I think yes and no on overthinking. Let’s say we had a writing prompt, “an adventurer breaks into a sealed tomb and finds the undead creatures inside have kept it immaculate, and indeed, the adventurer sees skeletons and zombies cleaning the walls and sarcophagi.” I think we’d all come up with very different stories—starting with the adventurer’s sex. Maybe one person would write about how boredom has taken hold of them, maybe another would write a story about a necromancer who hates dust, maybe another would write about how this was the burial chambers for a castle’s servants, maybe another would be about how they’ve found religion and think sacred places should be treated with respect.
And if you were to reflect on the writing choices you made, you might think, for this particular bit I was inspired by The Lord of the Rings, or Earthsea, or Frankenstein, or Gulliver’s Travels, or Cat’s Cradle, or whatever.

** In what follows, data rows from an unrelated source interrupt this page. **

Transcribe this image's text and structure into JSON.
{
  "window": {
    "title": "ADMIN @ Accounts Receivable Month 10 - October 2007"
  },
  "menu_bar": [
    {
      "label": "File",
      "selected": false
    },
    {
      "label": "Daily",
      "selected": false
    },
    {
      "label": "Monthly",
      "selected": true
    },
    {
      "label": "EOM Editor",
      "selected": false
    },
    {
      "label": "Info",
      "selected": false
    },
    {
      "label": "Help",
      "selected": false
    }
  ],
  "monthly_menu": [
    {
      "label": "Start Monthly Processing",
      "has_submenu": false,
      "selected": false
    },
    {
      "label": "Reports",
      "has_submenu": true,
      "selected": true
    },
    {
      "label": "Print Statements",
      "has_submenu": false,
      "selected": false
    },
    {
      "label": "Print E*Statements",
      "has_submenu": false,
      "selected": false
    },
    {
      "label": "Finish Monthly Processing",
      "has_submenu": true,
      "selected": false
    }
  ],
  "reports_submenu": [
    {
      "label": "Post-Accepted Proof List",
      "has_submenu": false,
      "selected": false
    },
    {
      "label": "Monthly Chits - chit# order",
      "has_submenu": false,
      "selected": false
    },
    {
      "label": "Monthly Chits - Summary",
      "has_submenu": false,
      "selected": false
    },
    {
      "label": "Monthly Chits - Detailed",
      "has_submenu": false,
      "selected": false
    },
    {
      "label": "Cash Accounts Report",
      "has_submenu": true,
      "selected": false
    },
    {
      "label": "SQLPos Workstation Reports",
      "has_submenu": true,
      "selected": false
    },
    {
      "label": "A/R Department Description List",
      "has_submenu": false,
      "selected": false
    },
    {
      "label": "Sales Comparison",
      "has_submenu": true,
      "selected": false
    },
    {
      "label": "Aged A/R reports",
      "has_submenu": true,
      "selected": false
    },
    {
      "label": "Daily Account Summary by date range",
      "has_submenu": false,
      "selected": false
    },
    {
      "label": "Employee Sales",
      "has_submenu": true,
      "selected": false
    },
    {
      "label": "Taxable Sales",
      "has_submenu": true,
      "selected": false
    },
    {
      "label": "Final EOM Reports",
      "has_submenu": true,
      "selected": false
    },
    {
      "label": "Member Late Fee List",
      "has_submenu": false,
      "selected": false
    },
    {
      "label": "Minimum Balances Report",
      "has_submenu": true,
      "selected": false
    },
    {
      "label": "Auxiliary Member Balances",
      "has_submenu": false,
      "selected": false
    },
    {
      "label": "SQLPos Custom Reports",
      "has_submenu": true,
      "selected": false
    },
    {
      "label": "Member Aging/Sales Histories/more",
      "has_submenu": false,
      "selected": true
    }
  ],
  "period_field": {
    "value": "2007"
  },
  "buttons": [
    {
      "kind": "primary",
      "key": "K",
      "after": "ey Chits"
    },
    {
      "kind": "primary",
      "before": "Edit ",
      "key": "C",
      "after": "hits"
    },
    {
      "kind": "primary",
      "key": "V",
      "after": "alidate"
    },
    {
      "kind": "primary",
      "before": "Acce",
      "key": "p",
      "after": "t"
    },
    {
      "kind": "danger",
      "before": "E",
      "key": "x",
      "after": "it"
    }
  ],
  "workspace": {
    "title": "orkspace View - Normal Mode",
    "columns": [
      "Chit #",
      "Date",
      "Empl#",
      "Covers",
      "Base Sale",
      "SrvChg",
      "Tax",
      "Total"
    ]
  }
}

Half the stories would be in first-person, half would be third-person, and someone would inevitably write in second-person. Some stories would be past tense, some would be present tense, and maybe some cheeky writer would try for an imperfect tense. (And Ursula le Guin would use mixed past and present tense.)
I wouldn’t view any of this as overthinking, not least because reflecting on the choices you made is worthwhile. And it’s definitely worth talking about the choices everyone made. Those choices would, at first order, be instinctual, from all your prior experience reading and writing. Even high-minded stuff like symbolism is usually something that happens midstream, like you instinctively focus on certain things, tease out what drew you to those things, and then start being more explicit about the ways you’re using them.
I know this is a bit roundabout, but I guess my point is, we are mostly talking about style here and style is a subtle thing. I don’t think my style is “right,” or that other styles are “wrong.” I mostly think it’s interesting. People have different tastes, and I was just posting about mine.
And I did say, I don’t think performance was actually what caused my instinct to case-enumeration (or monolithic) style. More than anything else, I tend to find code with a lot of indirect evaluation hard to understand. Which is at the heart of the original question: the fact that x2_s3_onhitcast is invoked from a 2da file of spell definitions would’ve taken a lot of work to figure out on my own. Especially since that’s very different from the way On Use: Unique Power is handled.